With so many for-profits either going under entirely or shedding campuses at a rapid clip, though, community colleges in many areas may get a welcome bump in enrollment. It really couldn’t come at a better time.
I should note that I’m writing in the Northeast, where waitlists and seat shortages are rare. In areas that are still growing, and where community colleges’ capacity is maxed out, the point is probably moot. In much of the Northeast and Midwest, we have the capacity to add students.
It’s probably too early to know if the shakeout dividend will be substantial.
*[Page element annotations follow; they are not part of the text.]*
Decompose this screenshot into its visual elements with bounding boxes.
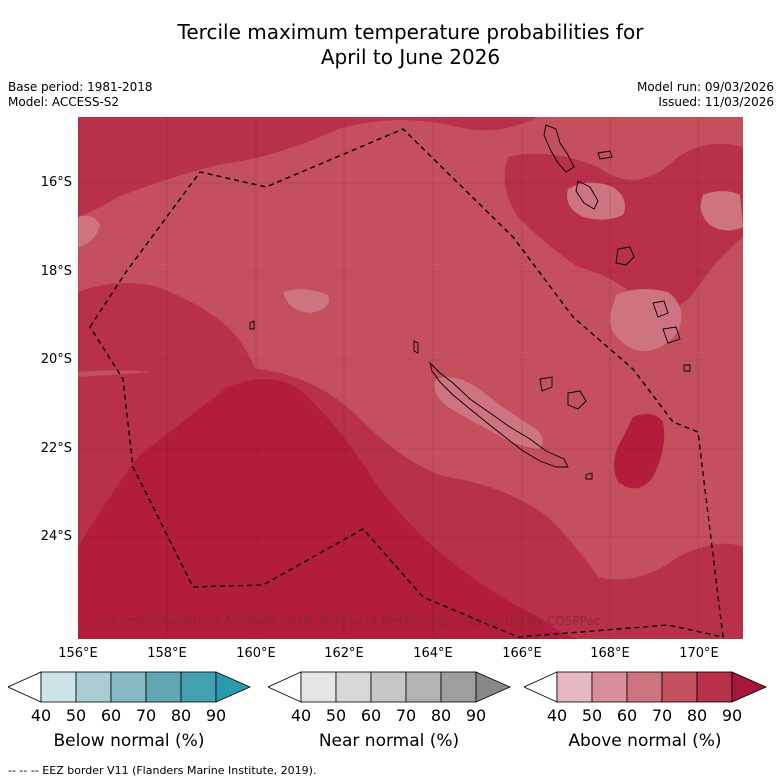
below-tick-80: 80 bbox=[170, 706, 192, 725]
above-tick-40: 40 bbox=[546, 706, 568, 725]
colorbar-below-svg bbox=[8, 671, 251, 703]
above-swatch-50-60 bbox=[591, 671, 628, 703]
colorbar-above-svg bbox=[524, 671, 767, 703]
map-svg bbox=[78, 117, 743, 639]
copyright-notice: © Commonwealth of Australia 2026, Bureau… bbox=[95, 614, 601, 628]
model-run: Model run: 09/03/2026 bbox=[636, 80, 774, 94]
below-swatch-40-50 bbox=[40, 671, 77, 703]
fiji-west-outline bbox=[662, 326, 681, 344]
above-tick-80: 80 bbox=[686, 706, 708, 725]
above-swatch-80-90 bbox=[696, 671, 733, 703]
loyalty-mare-outline bbox=[567, 390, 587, 410]
below-swatch-lt40 bbox=[8, 671, 42, 703]
malekula-outline bbox=[597, 150, 613, 160]
vanuatu-south-60-70-patch bbox=[609, 289, 682, 351]
below-tick-70: 70 bbox=[135, 706, 157, 725]
meta-left: Base period: 1981-2018 Model: ACCESS-S2 bbox=[8, 80, 153, 110]
eez-legend: -- -- -- EEZ border V11 (Flanders Marine… bbox=[8, 764, 317, 777]
title-line-2: April to June 2026 bbox=[320, 45, 501, 69]
above-swatch-70-80 bbox=[661, 671, 698, 703]
near-swatch-60-70 bbox=[370, 671, 407, 703]
below-swatch-70-80 bbox=[145, 671, 182, 703]
below-tick-50: 50 bbox=[65, 706, 87, 725]
below-tick-60: 60 bbox=[100, 706, 122, 725]
near-swatch-50-60 bbox=[335, 671, 372, 703]
loyalty-lifou-outline bbox=[539, 376, 553, 392]
below-swatch-50-60 bbox=[75, 671, 112, 703]
above-tick-50: 50 bbox=[581, 706, 603, 725]
lat-label-20s: 20°S bbox=[40, 352, 72, 367]
walpole-outline bbox=[683, 364, 691, 372]
title-line-1: Tercile maximum temperature probabilitie… bbox=[177, 20, 644, 44]
lat-label-24s: 24°S bbox=[40, 529, 72, 544]
east-edge-60-70-patch bbox=[700, 191, 743, 231]
above-normal-title: Above normal (%) bbox=[568, 731, 722, 751]
lon-label-170e: 170°E bbox=[679, 646, 719, 661]
east-90-plus-patch bbox=[614, 413, 665, 489]
new-caledonia-outline bbox=[429, 361, 569, 468]
lon-label-168e: 168°E bbox=[590, 646, 630, 661]
near-swatch-80-90 bbox=[440, 671, 477, 703]
near-swatch-lt40 bbox=[268, 671, 302, 703]
above-swatch-60-70 bbox=[626, 671, 663, 703]
west-edge-60-70-patch bbox=[78, 215, 100, 247]
lon-label-158e: 158°E bbox=[147, 646, 187, 661]
lon-label-160e: 160°E bbox=[236, 646, 276, 661]
eez-border bbox=[89, 128, 724, 638]
near-swatch-70-80 bbox=[405, 671, 442, 703]
aneityum-outline bbox=[652, 300, 669, 318]
above-tick-60: 60 bbox=[616, 706, 638, 725]
espiritu-santo-outline bbox=[543, 124, 575, 173]
belep-outline bbox=[413, 340, 419, 354]
lat-label-22s: 22°S bbox=[40, 441, 72, 456]
near-tick-40: 40 bbox=[290, 706, 312, 725]
model-name: Model: ACCESS-S2 bbox=[8, 95, 120, 109]
near-swatch-gt90 bbox=[475, 671, 511, 703]
lon-label-156e: 156°E bbox=[58, 646, 98, 661]
vanuatu-north-60-70-patch bbox=[567, 182, 626, 220]
above-tick-90: 90 bbox=[721, 706, 743, 725]
west-80-90-lobe bbox=[78, 283, 258, 377]
lat-label-16s: 16°S bbox=[40, 175, 72, 190]
lon-label-164e: 164°E bbox=[413, 646, 453, 661]
colorbar-near-svg bbox=[268, 671, 511, 703]
land-outlines bbox=[249, 124, 691, 480]
base-period: Base period: 1981-2018 bbox=[8, 80, 153, 94]
new-caledonia-60-70-patch bbox=[434, 377, 543, 449]
south-90-plus-core bbox=[78, 379, 578, 639]
below-normal-title: Below normal (%) bbox=[53, 731, 205, 751]
meta-right: Model run: 09/03/2026 Issued: 11/03/2026 bbox=[637, 80, 774, 110]
ne-80-90-band bbox=[504, 143, 743, 310]
below-tick-40: 40 bbox=[30, 706, 52, 725]
above-tick-70: 70 bbox=[651, 706, 673, 725]
near-swatch-40-50 bbox=[300, 671, 337, 703]
gridlines bbox=[78, 117, 743, 639]
below-swatch-gt90 bbox=[215, 671, 251, 703]
near-tick-50: 50 bbox=[325, 706, 347, 725]
above-swatch-gt90 bbox=[731, 671, 767, 703]
below-swatch-60-70 bbox=[110, 671, 147, 703]
isle-of-pines-outline bbox=[585, 472, 593, 480]
efate-outline bbox=[575, 180, 599, 210]
issued-date: Issued: 11/03/2026 bbox=[658, 95, 774, 109]
near-normal-title: Near normal (%) bbox=[318, 731, 460, 751]
near-tick-90: 90 bbox=[465, 706, 487, 725]
above-swatch-40-50 bbox=[556, 671, 593, 703]
lon-label-162e: 162°E bbox=[324, 646, 364, 661]
below-swatch-80-90 bbox=[180, 671, 217, 703]
probability-map[interactable] bbox=[78, 117, 743, 639]
below-tick-90: 90 bbox=[205, 706, 227, 725]
chart-title: Tercile maximum temperature probabilitie… bbox=[0, 20, 781, 70]
near-tick-70: 70 bbox=[395, 706, 417, 725]
north-80-90-band bbox=[78, 117, 538, 217]
mid-60-70-patch bbox=[283, 289, 329, 313]
near-tick-80: 80 bbox=[430, 706, 452, 725]
chesterfield-outline bbox=[249, 320, 255, 330]
tanna-outline bbox=[615, 246, 635, 266]
near-tick-60: 60 bbox=[360, 706, 382, 725]
lat-label-18s: 18°S bbox=[40, 264, 72, 279]
above-swatch-lt40 bbox=[524, 671, 558, 703]
lon-label-166e: 166°E bbox=[502, 646, 542, 661]
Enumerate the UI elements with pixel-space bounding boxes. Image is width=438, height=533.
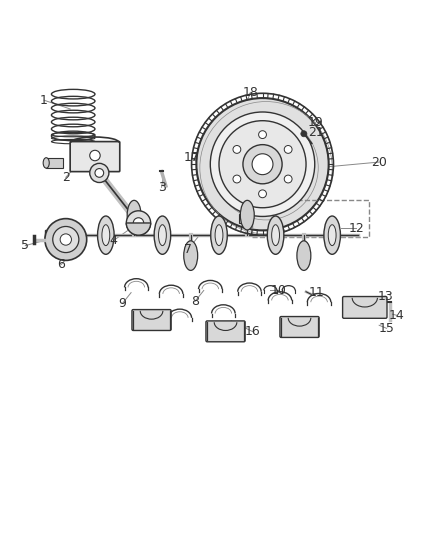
Ellipse shape [43,158,49,168]
Ellipse shape [211,216,227,254]
Circle shape [284,175,292,183]
Text: 19: 19 [308,116,324,130]
Circle shape [284,146,292,154]
Text: 5: 5 [21,239,29,252]
FancyBboxPatch shape [132,310,171,330]
Circle shape [53,227,79,253]
Circle shape [258,131,266,139]
Ellipse shape [297,241,311,270]
Text: 21: 21 [308,126,324,139]
Circle shape [95,168,104,177]
Ellipse shape [127,200,141,230]
Circle shape [243,144,282,184]
Text: 16: 16 [245,325,261,338]
Circle shape [126,211,151,235]
Text: 15: 15 [378,322,395,335]
Text: 2: 2 [62,171,70,184]
Text: 10: 10 [271,284,287,297]
Circle shape [258,190,266,198]
FancyBboxPatch shape [280,317,319,337]
Ellipse shape [215,225,223,246]
FancyBboxPatch shape [343,296,387,318]
Circle shape [252,154,273,175]
Text: 14: 14 [389,309,404,322]
Ellipse shape [272,225,279,246]
Text: 4: 4 [110,234,118,247]
FancyBboxPatch shape [206,321,245,342]
Ellipse shape [102,225,110,246]
Text: 12: 12 [348,222,364,235]
Bar [240,214,252,223]
Bar [45,230,75,239]
Ellipse shape [154,216,171,254]
Ellipse shape [324,216,340,254]
FancyBboxPatch shape [70,142,120,172]
Ellipse shape [159,225,166,246]
Ellipse shape [328,225,336,246]
Text: 8: 8 [191,295,199,308]
Circle shape [301,131,307,137]
Wedge shape [126,223,151,235]
Ellipse shape [240,200,254,230]
Text: 9: 9 [118,297,126,310]
Circle shape [233,175,241,183]
Circle shape [90,150,100,161]
Circle shape [45,219,87,261]
Text: 20: 20 [371,156,387,168]
Ellipse shape [267,216,284,254]
Bar [46,158,63,168]
Text: 6: 6 [57,258,65,271]
Circle shape [133,218,144,228]
Text: 1: 1 [40,94,48,107]
Text: 7: 7 [184,244,192,256]
Ellipse shape [184,241,198,270]
Circle shape [210,112,315,216]
Circle shape [196,98,328,230]
Bar [252,200,369,237]
Circle shape [90,163,109,182]
Circle shape [219,120,306,208]
Text: 13: 13 [378,289,393,303]
Text: 11: 11 [309,286,325,299]
Text: 17: 17 [184,151,200,164]
Text: 3: 3 [158,181,166,194]
Ellipse shape [98,216,114,254]
Circle shape [233,146,241,154]
Circle shape [60,234,71,245]
Text: 18: 18 [242,86,258,99]
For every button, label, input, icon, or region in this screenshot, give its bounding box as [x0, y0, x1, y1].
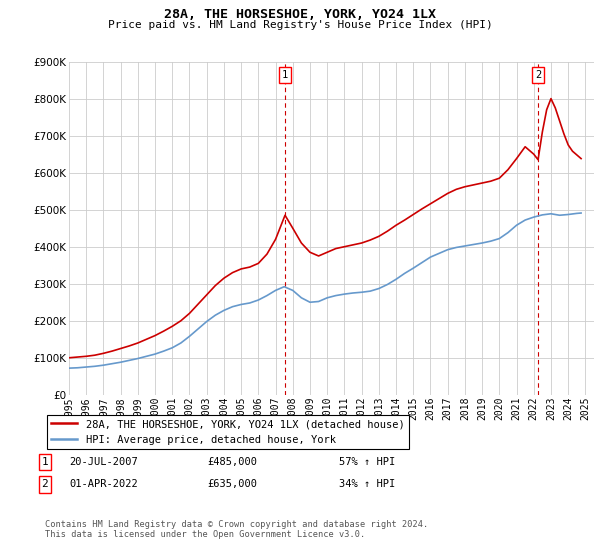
Text: 1: 1: [41, 457, 49, 467]
Text: 2: 2: [41, 479, 49, 489]
Text: 01-APR-2022: 01-APR-2022: [69, 479, 138, 489]
Text: £635,000: £635,000: [207, 479, 257, 489]
Text: 20-JUL-2007: 20-JUL-2007: [69, 457, 138, 467]
Legend: 28A, THE HORSESHOE, YORK, YO24 1LX (detached house), HPI: Average price, detache: 28A, THE HORSESHOE, YORK, YO24 1LX (deta…: [47, 415, 409, 449]
Text: 28A, THE HORSESHOE, YORK, YO24 1LX: 28A, THE HORSESHOE, YORK, YO24 1LX: [164, 8, 436, 21]
Text: Contains HM Land Registry data © Crown copyright and database right 2024.
This d: Contains HM Land Registry data © Crown c…: [45, 520, 428, 539]
Text: 1: 1: [282, 70, 288, 80]
Text: Price paid vs. HM Land Registry's House Price Index (HPI): Price paid vs. HM Land Registry's House …: [107, 20, 493, 30]
Text: 2: 2: [535, 70, 541, 80]
Text: 34% ↑ HPI: 34% ↑ HPI: [339, 479, 395, 489]
Text: 57% ↑ HPI: 57% ↑ HPI: [339, 457, 395, 467]
Text: £485,000: £485,000: [207, 457, 257, 467]
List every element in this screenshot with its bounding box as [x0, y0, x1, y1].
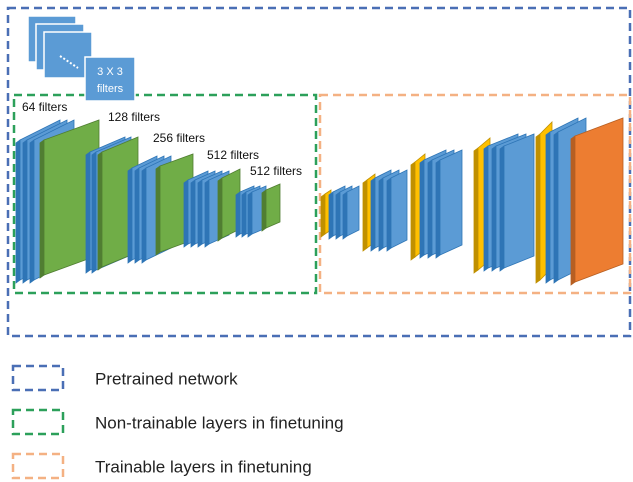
- layer: [236, 192, 240, 237]
- legend-swatch: [13, 454, 63, 478]
- filter-label: 3 X 3: [97, 66, 123, 78]
- layer: [554, 132, 558, 283]
- layer: [391, 170, 407, 248]
- layer: [156, 166, 160, 255]
- layer: [191, 180, 195, 247]
- diagram: 3 X 3 filters 64 filters 128 filters 256…: [0, 0, 633, 482]
- layer: [128, 168, 132, 263]
- layer: [321, 194, 325, 237]
- layer: [92, 152, 96, 273]
- layer: [262, 190, 266, 231]
- layer: [98, 152, 102, 270]
- layer: [420, 160, 424, 258]
- layer: [184, 180, 188, 247]
- block-label: 64 filters: [22, 100, 67, 114]
- layer: [428, 160, 432, 258]
- layer: [575, 118, 623, 282]
- layer: [248, 192, 252, 237]
- layer: [440, 150, 462, 255]
- block-label: 128 filters: [108, 110, 160, 124]
- layer: [266, 184, 280, 228]
- layer: [436, 160, 440, 258]
- layer: [347, 186, 359, 236]
- layer: [142, 168, 146, 263]
- layer: [23, 140, 27, 283]
- layer: [135, 168, 139, 263]
- filter-label: filters: [97, 83, 124, 95]
- layer: [504, 134, 534, 268]
- layer: [492, 146, 496, 271]
- layer: [16, 140, 20, 283]
- layer: [205, 180, 209, 247]
- legend-label: Pretrained network: [95, 369, 238, 388]
- layer: [411, 162, 415, 260]
- layer: [218, 178, 222, 241]
- legend-label: Non-trainable layers in finetuning: [95, 413, 344, 432]
- legend-swatch: [13, 410, 63, 434]
- layer: [484, 146, 488, 271]
- layer: [571, 136, 575, 285]
- layer: [198, 180, 202, 247]
- layer: [474, 148, 478, 273]
- layer: [242, 192, 246, 237]
- layer: [363, 180, 367, 251]
- layer: [336, 192, 340, 239]
- layer: [536, 134, 540, 283]
- block-label: 256 filters: [153, 131, 205, 145]
- layer: [329, 192, 333, 239]
- layer: [40, 140, 44, 278]
- legend-swatch: [13, 366, 63, 390]
- block-label: 512 filters: [250, 164, 302, 178]
- layer: [546, 132, 550, 283]
- filter-stack: 3 X 3 filters: [28, 16, 135, 101]
- layer: [86, 152, 90, 273]
- layer: [343, 192, 347, 239]
- layer: [371, 178, 375, 251]
- layer: [387, 178, 391, 251]
- layer: [30, 140, 34, 283]
- layer: [379, 178, 383, 251]
- layer: [500, 146, 504, 271]
- legend-label: Trainable layers in finetuning: [95, 457, 312, 476]
- block-label: 512 filters: [207, 148, 259, 162]
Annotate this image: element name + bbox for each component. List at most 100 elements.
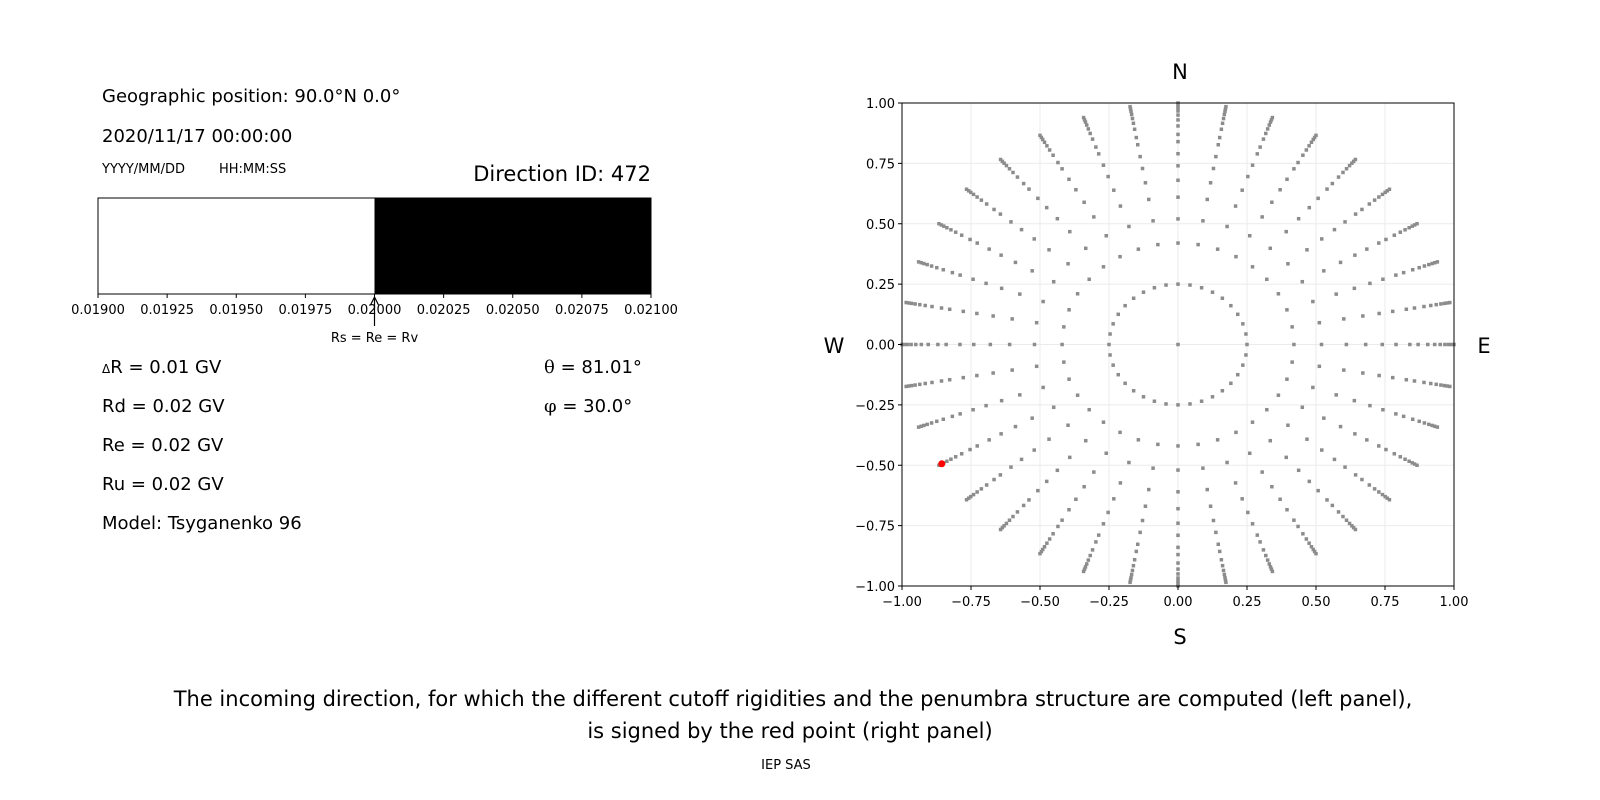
- direction-point: [1176, 164, 1180, 168]
- direction-point: [939, 306, 944, 310]
- direction-point: [1084, 562, 1089, 566]
- y-tick-label: −0.75: [855, 520, 895, 535]
- direction-point: [1330, 503, 1335, 508]
- direction-point: [1352, 398, 1357, 403]
- direction-point: [1353, 527, 1358, 532]
- direction-point: [1343, 465, 1347, 469]
- direction-point: [1286, 423, 1290, 427]
- direction-point: [903, 342, 907, 347]
- direction-point: [1002, 161, 1006, 165]
- direction-point: [1111, 363, 1115, 367]
- direction-point: [1123, 381, 1127, 386]
- x-tick-label: −1.00: [882, 595, 922, 610]
- direction-point: [919, 342, 924, 347]
- direction-point: [1258, 145, 1262, 149]
- direction-point: [987, 247, 991, 251]
- direction-point: [1196, 242, 1200, 247]
- direction-point: [949, 457, 953, 461]
- direction-point: [1439, 383, 1443, 387]
- direction-point: [1224, 580, 1228, 585]
- direction-point: [1081, 115, 1086, 120]
- direction-point: [991, 371, 995, 375]
- direction-point: [1152, 286, 1157, 290]
- direction-point: [1217, 135, 1222, 140]
- direction-point: [1083, 565, 1088, 569]
- direction-point: [1092, 470, 1096, 474]
- direction-point: [907, 384, 911, 388]
- direction-point: [950, 414, 955, 419]
- direction-point: [958, 273, 962, 277]
- direction-point: [1039, 135, 1044, 140]
- direction-point: [1129, 112, 1134, 117]
- direction-point: [1341, 514, 1345, 519]
- direction-point: [1234, 254, 1238, 259]
- direction-point: [958, 412, 962, 416]
- direction-point: [1338, 424, 1343, 429]
- direction-point: [1398, 455, 1403, 459]
- direction-point: [942, 224, 946, 228]
- direction-point: [909, 342, 913, 347]
- y-tick-label: 0.75: [866, 157, 895, 172]
- direction-point: [999, 253, 1003, 257]
- direction-point: [945, 459, 949, 464]
- direction-point: [1304, 537, 1309, 541]
- direction-point: [1250, 420, 1255, 424]
- direction-point: [1107, 342, 1111, 347]
- direction-point: [1088, 131, 1092, 136]
- direction-point: [1229, 303, 1233, 308]
- direction-point: [914, 342, 918, 347]
- direction-point: [1176, 403, 1180, 407]
- direction-point: [984, 281, 988, 286]
- direction-point: [1038, 133, 1042, 138]
- direction-point: [1415, 222, 1419, 226]
- direction-point: [1448, 300, 1452, 305]
- direction-point: [1176, 113, 1180, 117]
- direction-point: [1269, 118, 1274, 122]
- direction-point: [1143, 181, 1148, 185]
- direction-point: [1128, 107, 1133, 111]
- direction-point: [1132, 127, 1137, 132]
- direction-point: [1422, 304, 1426, 309]
- rd-value: Rd = 0.02 GV: [102, 396, 225, 417]
- direction-point: [961, 375, 966, 380]
- direction-point: [968, 237, 972, 242]
- direction-point: [971, 408, 975, 412]
- direction-point: [1045, 541, 1049, 545]
- direction-point: [1350, 161, 1354, 165]
- delta-r-value: R = 0.01 GV: [110, 357, 222, 378]
- direction-point: [1268, 246, 1273, 251]
- direction-point: [1221, 568, 1226, 573]
- direction-point: [1087, 407, 1091, 412]
- direction-point: [1176, 139, 1180, 144]
- direction-point: [1229, 381, 1233, 386]
- direction-point: [1009, 465, 1013, 469]
- direction-point: [1176, 576, 1180, 580]
- direction-point: [953, 455, 958, 459]
- direction-point: [1301, 153, 1305, 157]
- direction-point: [1417, 265, 1421, 270]
- direction-point: [1141, 395, 1146, 399]
- x-tick-label: 0.02050: [486, 303, 540, 318]
- direction-point: [1127, 224, 1131, 229]
- direction-point: [1138, 530, 1142, 535]
- x-tick-label: 0.02075: [555, 303, 609, 318]
- direction-point: [929, 421, 934, 425]
- direction-point: [979, 487, 984, 491]
- direction-point: [1066, 423, 1070, 427]
- direction-point: [909, 383, 914, 388]
- direction-point: [1368, 403, 1372, 408]
- x-tick-label: 0.01975: [278, 303, 332, 318]
- direction-point: [1392, 452, 1397, 456]
- direction-point: [1140, 166, 1145, 171]
- direction-point: [1415, 463, 1419, 467]
- direction-point: [1311, 137, 1315, 142]
- direction-point: [1104, 451, 1108, 456]
- direction-point: [1176, 195, 1180, 199]
- direction-point: [1352, 286, 1357, 291]
- direction-point: [1147, 487, 1151, 492]
- direction-point: [1372, 198, 1377, 202]
- direction-point: [998, 473, 1003, 477]
- direction-point: [1422, 380, 1426, 385]
- direction-point: [1246, 174, 1250, 179]
- direction-point: [1426, 342, 1430, 347]
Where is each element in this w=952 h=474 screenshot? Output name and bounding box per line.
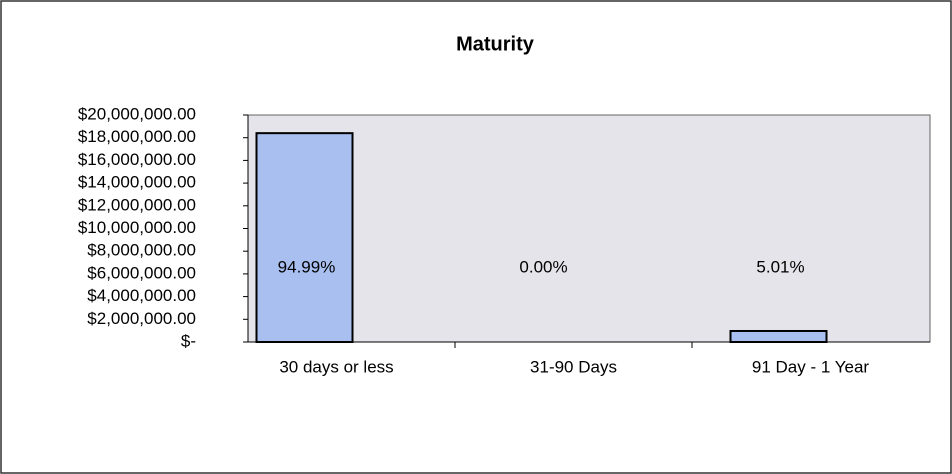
x-tick-label: 30 days or less xyxy=(279,357,393,376)
y-tick-label: $8,000,000.00 xyxy=(87,241,196,260)
x-tick-label: 31-90 Days xyxy=(530,357,617,376)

I’m guessing it will be unevenly distributed, showing up most conspicuously in the areas that combine a significant for-profit presence with significant capacity in the publics.
The shakeout dividend may also depend on the degree to which the movement for loan forgiveness for former for-profit students succeeds. A student who can wipe the slate clean and start over is probably more open to trying again than a student carrying tens of thousands of dollars of debt.
Ethically, I’m much more comfortable with rerouting stranded for-profit students to community colleges than with routing them to remaining for-profit competitors.
Have folks on the ground seen a shakeout dividend yet?